Thread: [Aoetools-discuss] (probably stupid) support&data integrity questions
Brought to you by:
ecashin,
elcapitansam
From: Killer{R} <su...@ki...> - 2014-05-10 19:19:26
|
Hello aoetools-discuss, 1) Do you have forum or support is only this maillist 2) Data integrity - do somebody had any data cossuption due to AoE seems doesn't have anything to detect from-wire errors? I mean at first corrupted packets themselves (I know that in hardware ethernet check it.. usually but...) and there'is another possible problem that seems is not addressed by AoE protocol: possible packets duplication on ethernet level that can be caused for example by bad network topology, failing hardware (I've seen semi-dead network switches that flooded ethernet segment with duplicated packets) and so on? Because there possible data corruption if write-from-the-past-packet overwrites some data region. Theoretically this could be easily be fixed by using some sequence numbers, that could be known by server to be mononically increasing. Futhermore there'is 'tag' field in ATA command that seems can be used for such purpose but unfortunatelly according to documentation and vblade sources it completely ignored by server:( -- Best regards, Killer{R} mailto:su...@ki... |
From: Jesse B. <bec...@ma...> - 2014-05-11 03:16:46
|
On Sat, May 10, 2014 at 10:19:19PM +0300, Killer{R} wrote: >2) Data integrity - do somebody had any data cossuption due to AoE >seems doesn't have anything to detect from-wire errors? I mean at >first corrupted packets themselves (I know that in hardware ethernet For the record, I've run 800+ TB worth of storage using AoE, and never lost data due to an AoE problem[1]. The hardware was commodity gear up to the storage boxes: those were SR- series hardware from Coraid. While quite old now, they have served very well over the years. [1] Stupid user mistakes? yes. Filesystem corruption from power failure? yes.

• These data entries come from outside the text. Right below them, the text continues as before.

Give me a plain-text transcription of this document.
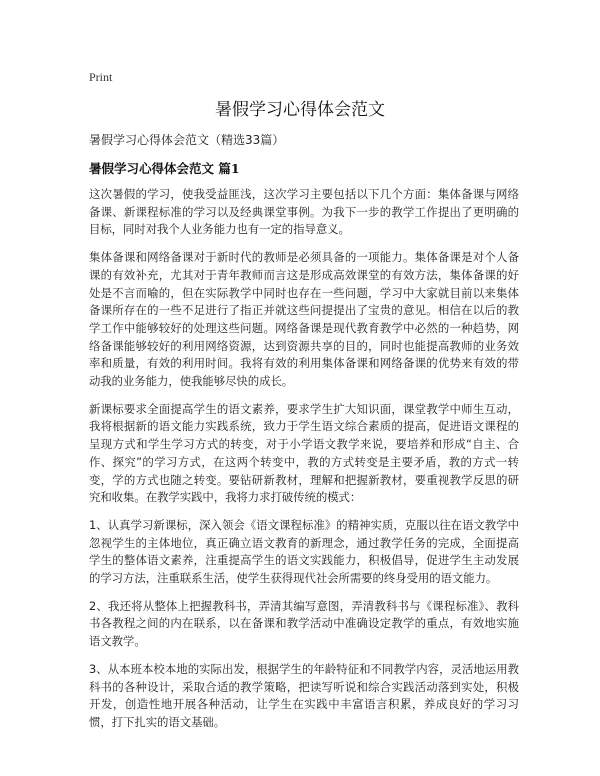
Print
暑假学习心得体会范文
暑假学习心得体会范文（精选33篇）
暑假学习心得体会范文 篇1

这次暑假的学习，使我受益匪浅，这次学习主要包括以下几个方面：集体备课与网络备课、新课程标准的学习以及经典课堂事例。为我下一步的教学工作提出了更明确的目标，同时对我个人业务能力也有一定的指导意义。

集体备课和网络备课对于新时代的教师是必须具备的一项能力。集体备课是对个人备课的有效补充，尤其对于青年教师而言这是形成高效课堂的有效方法，集体备课的好处是不言而喻的，但在实际教学中同时也存在一些问题，学习中大家就目前以来集体备课所存在的一些不足进行了指正并就这些问提提出了宝贵的意见。相信在以后的教学工作中能够较好的处理这些问题。网络备课是现代教育教学中必然的一种趋势，网络备课能够较好的利用网络资源，达到资源共享的目的，同时也能提高教师的业务效率和质量，有效的利用时间。我将有效的利用集体备课和网络备课的优势来有效的带动我的业务能力，使我能够尽快的成长。

新课标要求全面提高学生的语文素养，要求学生扩大知识面，课堂教学中师生互动，我将根据新的语文能力实践系统，致力于学生语文综合素质的提高，促进语文课程的呈现方式和学生学习方式的转变，对于小学语文教学来说，要培养和形成“自主、合作、探究”的学习方式，在这两个转变中，教的方式转变是主要矛盾，教的方式一转变，学的方式也随之转变。要钻研新教材，理解和把握新教材，要重视教学反思的研究和收集。在教学实践中，我将力求打破传统的模式：

1、认真学习新课标，深入领会《语文课程标准》的精神实质，克服以往在语文教学中忽视学生的主体地位，真正确立语文教育的新理念，通过教学任务的完成，全面提高学生的整体语文素养，注重提高学生的语文实践能力，积极倡导，促进学生主动发展的学习方法，注重联系生活，使学生获得现代社会所需要的终身受用的语文能力。

2、我还将从整体上把握教科书，弄清其编写意图，弄清教科书与《课程标准》、教科书各教程之间的内在联系，以在备课和教学活动中准确设定教学的重点，有效地实施语文教学。

3、从本班本校本地的实际出发，根据学生的年龄特征和不同教学内容，灵活地运用教科书的各种设计，采取合适的教学策略，把读写听说和综合实践活动落到实处，积极开发，创造性地开展各种活动，让学生在实践中丰富语言积累，养成良好的学习习惯，打下扎实的语文基础。
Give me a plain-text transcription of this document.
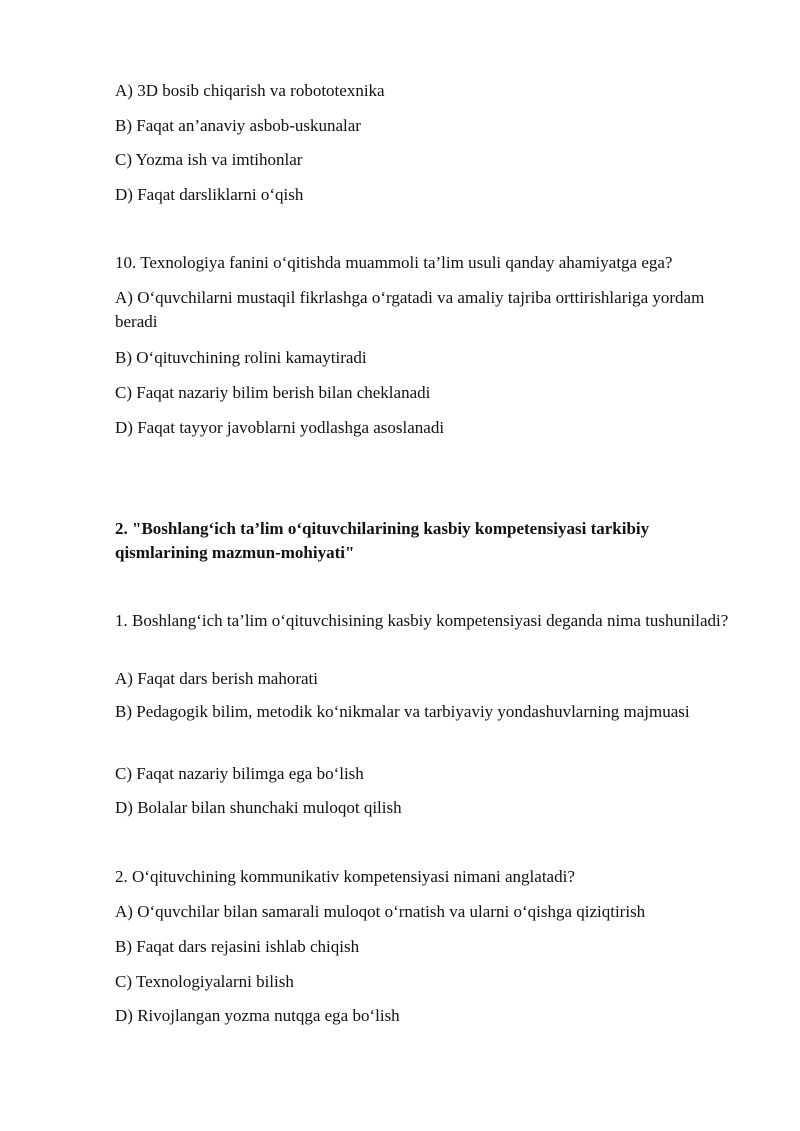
A) 3D bosib chiqarish va robototexnika
B) Faqat an’anaviy asbob-uskunalar
C) Yozma ish va imtihonlar
D) Faqat darsliklarni o‘qish
10. Texnologiya fanini o‘qitishda muammoli ta’lim usuli qanday ahamiyatga ega?
A) O‘quvchilarni mustaqil fikrlashga o‘rgatadi va amaliy tajriba orttirishlariga yordam beradi
B) O‘qituvchining rolini kamaytiradi
C) Faqat nazariy bilim berish bilan cheklanadi
D) Faqat tayyor javoblarni yodlashga asoslanadi
2. "Boshlang‘ich ta’lim o‘qituvchilarining kasbiy kompetensiyasi tarkibiy qismlarining mazmun-mohiyati"
1. Boshlang‘ich ta’lim o‘qituvchisining kasbiy kompetensiyasi deganda nima tushuniladi?
A) Faqat dars berish mahorati
B) Pedagogik bilim, metodik ko‘nikmalar va tarbiyaviy yondashuvlarning majmuasi
C) Faqat nazariy bilimga ega bo‘lish
D) Bolalar bilan shunchaki muloqot qilish
2. O‘qituvchining kommunikativ kompetensiyasi nimani anglatadi?
A) O‘quvchilar bilan samarali muloqot o‘rnatish va ularni o‘qishga qiziqtirish
B) Faqat dars rejasini ishlab chiqish
C) Texnologiyalarni bilish
D) Rivojlangan yozma nutqga ega bo‘lish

Neither of those are the fault of AoE. -- Jesse Becker (Contractor) |
From: Hilko B. <be...@hi...> - 2014-05-11 22:20:02
|
* Killer{R}: > 1) Do you have forum or support is only this maillist > 2) Data integrity - do somebody had any data cossuption due to AoE > seems doesn't have anything to detect from-wire errors? I mean at > first corrupted packets themselves (I know that in hardware ethernet > check it.. usually but...) A few years back I had some data corruption issues for which I blamed insufficient network equipment (Linksys SLM-2008 gigabit switches, IIRC). Under high load, the switches would send garbage and then reboot. Every client would get its own VLAN -- untagged on the client side, tagged on the server side, so that clients didn't share a broadcast domain. Since the switch had to recalculate Ethernet checksums after tagging/untagging frames, checking the checksums would not even have helped. Replacing the switches seems to have helped, but protocol-wise, there is no protection against switches munging packets. I think that adding a checksum, at least for the payload would be an appropriate addition to the AoE protocol. > and there'is another possible problem that seems is not addressed by > AoE protocol: possible packets duplication on ethernet level that can > be caused for example by bad network topology, failing hardware (I've > seen semi-dead network switches that flooded ethernet segment with > duplicated packets) and so on? I don't see how duplicate frames could become a problem as their content is left intact. Cheers -Hilko |
From: Killer{R} <su...@ki...> - 2014-05-11 22:09:27
|
Hello Hilko, Monday, May 12, 2014, 12:41:51 AM, you wrote: >> and there'is another possible problem that seems is not addressed by >> AoE protocol: possible packets duplication on ethernet level that can >> be caused for example by bad network topology, failing hardware (I've >> seen semi-dead network switches that flooded ethernet segment with >> duplicated packets) and so on? HB> I don't see how duplicate frames could become a problem as their content HB> is left intact. Assume we have two ATA write commands, first sent at time 0, second at time 1. Both writes data at overlapping locations, but data bytes at overlapped region in second command are not same as in first one. This can happen - data on HDD not only written once and forever - it gets modified sometimes. And lets suppose we have some network hardware that will decide to send first packet one more time a bit later - say at time moment 2. So finally we will have a data corruption. Note that AFAIK ethernet standard doesn't guarantee nor delivery, nor ordering, nor counting.. Actually it doesn't guarantee anything :) So my myself I'm going to implement tags tracking since WinAoE uses monotonic incrementing that allows to leverage risk of such a problem. However AoE protocol docs says that clients can use 'tag' field to whatever they wish, so its not a generic solution - just a workaround (for my paranoia:) ) that bases on particular WinAoE driver implementation. -- Best regards, Killer{R} mailto:su...@ki... |